Does anyone know were i can get some green turn signals for the front bumper, and the running lights on the side maybe? If so were? thanx


----------



## GT17V (Aug 7, 2001)

probably have to find it on ebay.
it's going to be very illegal.


----------



## dr.greenthumb (Jul 28, 2009)

*Re: (GT17V)*

http://****************.com/smile/emthup.gif


----------



## dr.greenthumb (Jul 28, 2009)

*Re: (dr.greenthumb)*

thanx but cant find any


----------



## dr.greenthumb (Jul 28, 2009)

*Re: (dr.greenthumb)*

bump


----------



## dr.greenthumb (Jul 28, 2009)

*Re: (dr.greenthumb)*

bump
anyone can you help


----------



## andrewduffield23 (Jul 21, 2009)

*Re: (dr.greenthumb)*

ive been looking for months dude with no luck i found them for mk2 thats it







i have the hella green tails and i want the rest to match


----------



## Schumey (Aug 30, 2009)

*Re: mk3 green turn signals???????? (dr.greenthumb)*

I think they weren't made.
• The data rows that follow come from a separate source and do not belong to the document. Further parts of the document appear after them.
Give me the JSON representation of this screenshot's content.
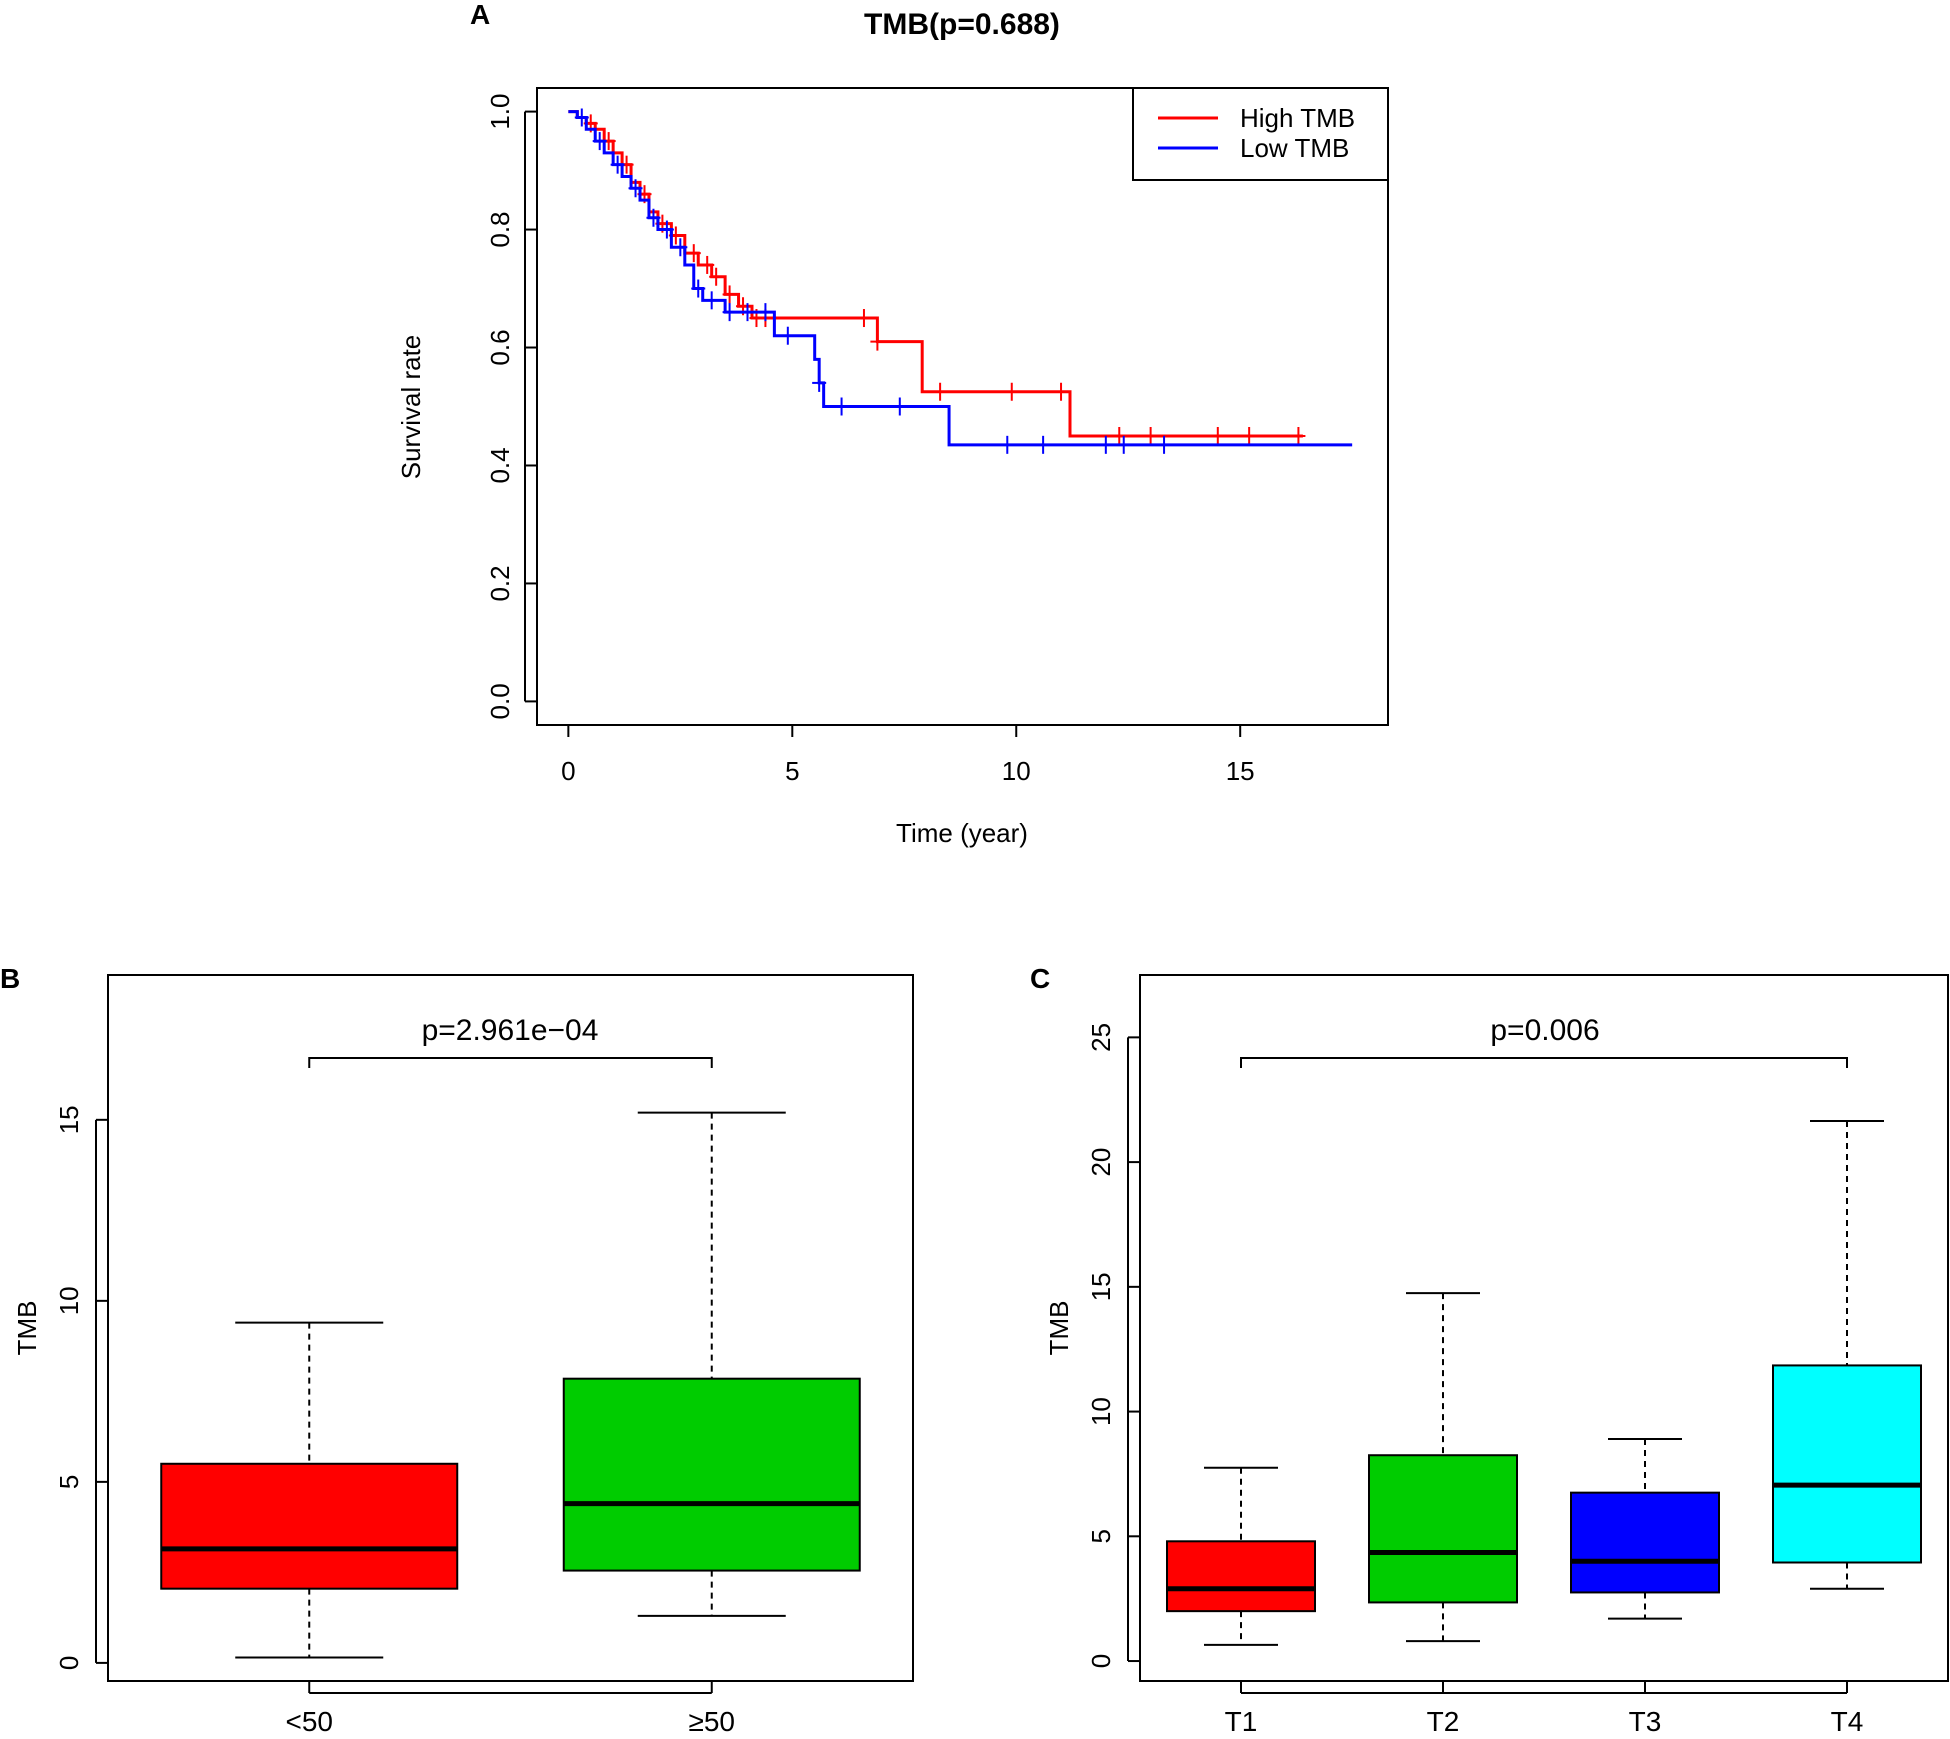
{
  "chart_data": [
    {
      "panel": "A",
      "type": "line",
      "title": "TMB(p=0.688)",
      "xlabel": "Time (year)",
      "ylabel": "Survival rate",
      "xlim": [
        -0.7,
        18.3
      ],
      "ylim": [
        -0.04,
        1.04
      ],
      "xticks": [
        0,
        5,
        10,
        15
      ],
      "yticks": [
        0.0,
        0.2,
        0.4,
        0.6,
        0.8,
        1.0
      ],
      "ytick_labels": [
        "0.0",
        "0.2",
        "0.4",
        "0.6",
        "0.8",
        "1.0"
      ],
      "legend_position": "top-right",
      "series": [
        {
          "name": "High TMB",
          "color": "#ff0000",
          "steps": [
            [
              0,
              1.0
            ],
            [
              0.2,
              0.99
            ],
            [
              0.4,
              0.98
            ],
            [
              0.6,
              0.97
            ],
            [
              0.8,
              0.95
            ],
            [
              1.0,
              0.93
            ],
            [
              1.2,
              0.91
            ],
            [
              1.4,
              0.88
            ],
            [
              1.6,
              0.86
            ],
            [
              1.8,
              0.83
            ],
            [
              2.0,
              0.81
            ],
            [
              2.3,
              0.79
            ],
            [
              2.6,
              0.76
            ],
            [
              2.9,
              0.74
            ],
            [
              3.2,
              0.72
            ],
            [
              3.5,
              0.69
            ],
            [
              3.8,
              0.67
            ],
            [
              4.1,
              0.65
            ],
            [
              6.9,
              0.61
            ],
            [
              7.9,
              0.525
            ],
            [
              11.2,
              0.45
            ],
            [
              16.4,
              0.45
            ]
          ],
          "censor_times": [
            0.5,
            0.9,
            1.3,
            1.7,
            2.1,
            2.4,
            2.8,
            3.1,
            3.3,
            3.6,
            3.9,
            4.2,
            4.4,
            6.6,
            6.9,
            8.3,
            9.9,
            11.0,
            12.3,
            13.0,
            14.5,
            15.2,
            16.3
          ]
        },
        {
          "name": "Low TMB",
          "color": "#0000ff",
          "steps": [
            [
              0,
              1.0
            ],
            [
              0.2,
              0.99
            ],
            [
              0.4,
              0.97
            ],
            [
              0.6,
              0.95
            ],
            [
              0.8,
              0.93
            ],
            [
              1.0,
              0.91
            ],
            [
              1.2,
              0.89
            ],
            [
              1.4,
              0.87
            ],
            [
              1.6,
              0.85
            ],
            [
              1.8,
              0.82
            ],
            [
              2.0,
              0.8
            ],
            [
              2.3,
              0.77
            ],
            [
              2.6,
              0.74
            ],
            [
              2.8,
              0.7
            ],
            [
              3.0,
              0.68
            ],
            [
              3.5,
              0.66
            ],
            [
              4.6,
              0.62
            ],
            [
              5.5,
              0.58
            ],
            [
              5.6,
              0.54
            ],
            [
              5.7,
              0.5
            ],
            [
              8.5,
              0.435
            ],
            [
              17.5,
              0.435
            ]
          ],
          "censor_times": [
            0.3,
            0.7,
            1.1,
            1.5,
            1.9,
            2.2,
            2.5,
            2.9,
            3.2,
            3.6,
            4.0,
            4.4,
            4.9,
            5.6,
            6.1,
            7.4,
            9.8,
            10.6,
            12.0,
            12.4,
            13.3
          ]
        }
      ]
    },
    {
      "panel": "B",
      "type": "box",
      "ylabel": "TMB",
      "annotation": "p=2.961e−04",
      "ylim": [
        -0.5,
        19.0
      ],
      "yticks": [
        0,
        5,
        10,
        15
      ],
      "categories": [
        "<50",
        "≥50"
      ],
      "boxes": [
        {
          "label": "<50",
          "color": "#ff0000",
          "whisker_low": 0.15,
          "q1": 2.05,
          "median": 3.15,
          "q3": 5.5,
          "whisker_high": 9.4
        },
        {
          "label": "≥50",
          "color": "#00cc00",
          "whisker_low": 1.3,
          "q1": 2.55,
          "median": 4.4,
          "q3": 7.85,
          "whisker_high": 15.2
        }
      ]
    },
    {
      "panel": "C",
      "type": "box",
      "ylabel": "TMB",
      "annotation": "p=0.006",
      "ylim": [
        -0.8,
        27.5
      ],
      "yticks": [
        0,
        5,
        10,
        15,
        20,
        25
      ],
      "categories": [
        "T1",
        "T2",
        "T3",
        "T4"
      ],
      "boxes": [
        {
          "label": "T1",
          "color": "#ff0000",
          "whisker_low": 0.65,
          "q1": 2.0,
          "median": 2.9,
          "q3": 4.8,
          "whisker_high": 7.75
        },
        {
          "label": "T2",
          "color": "#00cc00",
          "whisker_low": 0.8,
          "q1": 2.35,
          "median": 4.35,
          "q3": 8.25,
          "whisker_high": 14.75
        },
        {
          "label": "T3",
          "color": "#0000ff",
          "whisker_low": 1.7,
          "q1": 2.75,
          "median": 4.0,
          "q3": 6.75,
          "whisker_high": 8.9
        },
        {
          "label": "T4",
          "color": "#00ffff",
          "whisker_low": 2.9,
          "q1": 3.95,
          "median": 7.05,
          "q3": 11.85,
          "whisker_high": 21.65
        }
      ]
    }
  ],
  "panels": {
    "a": "A",
    "b": "B",
    "c": "C"
  }
}
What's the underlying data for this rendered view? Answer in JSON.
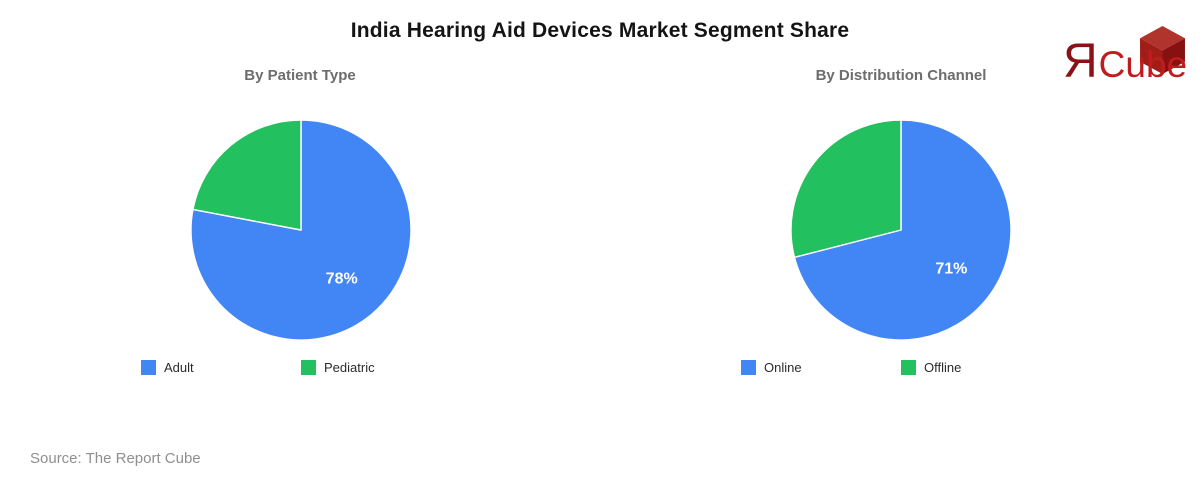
{
  "page": {
    "title": "India Hearing Aid Devices Market Segment Share",
    "source_note": "Source: The Report Cube",
    "background_color": "#ffffff",
    "logo": {
      "symbol": "Я",
      "name": "Cube",
      "symbol_color": "#8a1216",
      "name_color": "#c01b1e",
      "cube_top_color": "#b0342c",
      "cube_left_color": "#a11d18",
      "cube_right_color": "#871011"
    }
  },
  "chart_data": [
    {
      "type": "pie",
      "title": "By Patient Type",
      "labels": [
        "Adult",
        "Pediatric"
      ],
      "values": [
        78,
        22
      ],
      "colors": [
        "#4285F4",
        "#22C05E"
      ],
      "data_labels": [
        "78%",
        ""
      ],
      "data_label_color": "#ffffff",
      "start_angle_deg": 0,
      "direction": "clockwise",
      "legend_position": "bottom"
    },
    {
      "type": "pie",
      "title": "By Distribution Channel",
      "labels": [
        "Online",
        "Offline"
      ],
      "values": [
        71,
        29
      ],
      "colors": [
        "#4285F4",
        "#22C05E"
      ],
      "data_labels": [
        "71%",
        ""
      ],
      "data_label_color": "#ffffff",
      "start_angle_deg": 0,
      "direction": "clockwise",
      "legend_position": "bottom"
    }
  ]
}
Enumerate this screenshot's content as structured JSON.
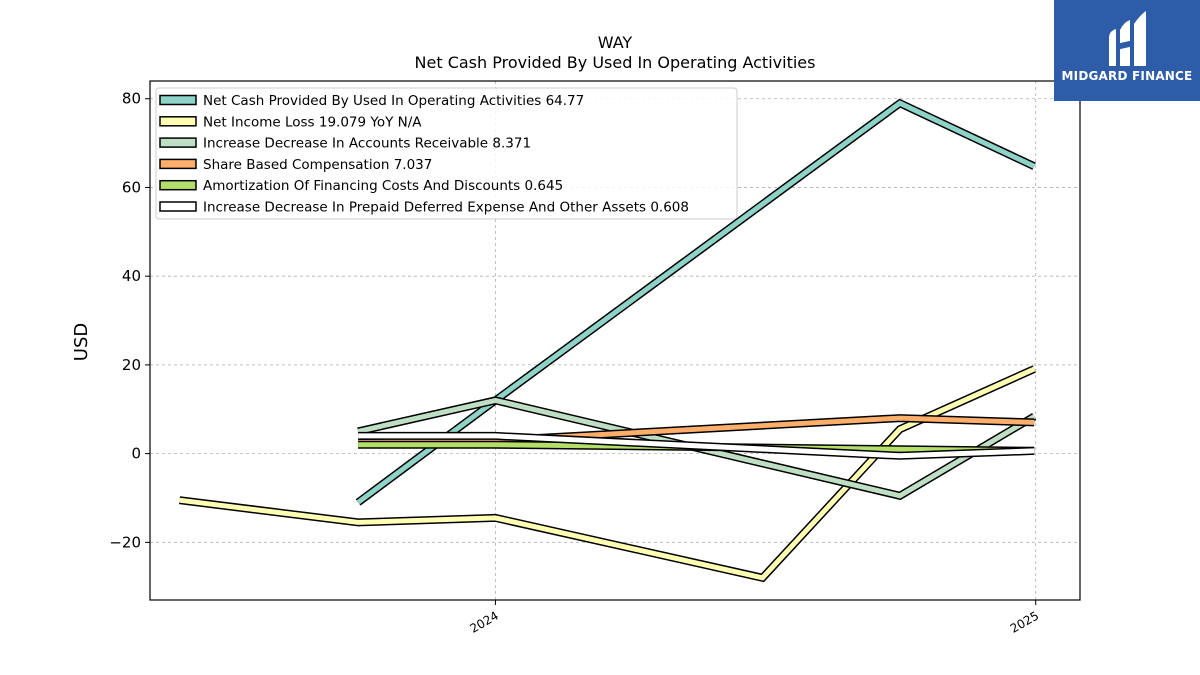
{
  "chart_data": {
    "type": "line",
    "title": "WAY",
    "subtitle": "Net Cash Provided By Used In Operating Activities",
    "ylabel": "USD",
    "xlabel": "",
    "ylim": [
      -33,
      84
    ],
    "yticks": [
      80,
      60,
      40,
      20,
      0,
      -20
    ],
    "ytick_labels": [
      "80",
      "60",
      "40",
      "20",
      "0",
      "−20"
    ],
    "xlim": [
      "2023-05-12",
      "2025-01-31"
    ],
    "xticks": [
      "2024-01-01",
      "2025-01-01"
    ],
    "xtick_labels": [
      "2024",
      "2025"
    ],
    "grid": true,
    "legend_position": "top-left",
    "series": [
      {
        "name": "Net Cash Provided By Used In Operating Activities",
        "legend_label": "Net Cash Provided By Used In Operating Activities  64.77",
        "color": "#8dd3c7",
        "x": [
          "2023-09-30",
          "2024-01-01",
          "2024-10-01",
          "2024-12-31"
        ],
        "values": [
          -11,
          12,
          79,
          64.77
        ]
      },
      {
        "name": "Net Income Loss",
        "legend_label": "Net Income Loss  19.079 YoY N/A",
        "color": "#ffffb3",
        "x": [
          "2023-06-01",
          "2023-09-30",
          "2024-01-01",
          "2024-06-30",
          "2024-10-01",
          "2024-12-31"
        ],
        "values": [
          -10.5,
          -15.5,
          -14.5,
          -28,
          5.5,
          19.079
        ]
      },
      {
        "name": "Increase Decrease In Accounts Receivable",
        "legend_label": "Increase Decrease In Accounts Receivable  8.371",
        "color": "#bfdfc5",
        "x": [
          "2023-09-30",
          "2024-01-01",
          "2024-10-01",
          "2024-12-31"
        ],
        "values": [
          5,
          12,
          -9.5,
          8.371
        ]
      },
      {
        "name": "Share Based Compensation",
        "legend_label": "Share Based Compensation  7.037",
        "color": "#fdae6b",
        "x": [
          "2023-09-30",
          "2024-01-01",
          "2024-10-01",
          "2024-12-31"
        ],
        "values": [
          2.5,
          3,
          8,
          7.037
        ]
      },
      {
        "name": "Amortization Of Financing Costs And Discounts",
        "legend_label": "Amortization Of Financing Costs And Discounts  0.645",
        "color": "#b3de69",
        "x": [
          "2023-09-30",
          "2024-01-01",
          "2024-10-01",
          "2024-12-31"
        ],
        "values": [
          2,
          2,
          1,
          0.645
        ]
      },
      {
        "name": "Increase Decrease In Prepaid Deferred Expense And Other Assets",
        "legend_label": "Increase Decrease In Prepaid Deferred Expense And Other Assets  0.608",
        "color": "#ffffff",
        "x": [
          "2023-09-30",
          "2024-01-01",
          "2024-10-01",
          "2024-12-31"
        ],
        "values": [
          4,
          4,
          -0.5,
          0.608
        ]
      }
    ]
  },
  "logo": {
    "name": "MIDGARD FINANCE",
    "background": "#2d5ca8"
  }
}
I just found green side blinker...


----------



## andrewduffield23 (Jul 21, 2009)

*Re: mk3 green turn signals???????? (Schumey)*

no they were deff made
















and i can find them for the mk2


----------



## Schumey (Aug 30, 2009)

*Re: mk3 green turn signals???????? (andrewduffield23)*

Maybe are that just painted ones?


----------



## andrewduffield23 (Jul 21, 2009)

*Re: mk3 green turn signals???????? (Schumey)*

the markers maybe but i know for a fact that the turns were made i have seen them before.. but they are so hard to find i have a guy in berlin that comes across them every now and then that is looking for them... and i see the blue ones all the time there is a set of the blues on ebay right now actually...
the green one are jus rediculously hard to find


----------



## andrewduffield23 (Jul 21, 2009)

*Re: mk3 green turn signals???????? (andrewduffield23)*

they are so sick looking that its worth the trouble to find them though http://****************.com/smile/emthup.gif


----------



## andrewduffield23 (Jul 21, 2009)

*Re: mk3 green turn signals???????? (andrewduffield23)*

http://cgi.ebay.com/ebaymotors...ories


----------



## 2.slow lover (Feb 18, 2010)

*Re: mk3 green turn signals???????? (andrewduffield23)*

honestly id be 2 cheap and lazy 2 find them...
get some green tint pull them off and tint them...
then ull have them while u are looking 4 a real set


----------



## TrueNoob (Jan 15, 2010)

get some clear ones and spray em... http://www.autocruisers.co.uk/index.php?main_page=product_info&cPath=28_85&products_id=778

then wet sand it with 1000 grit and buff it


----------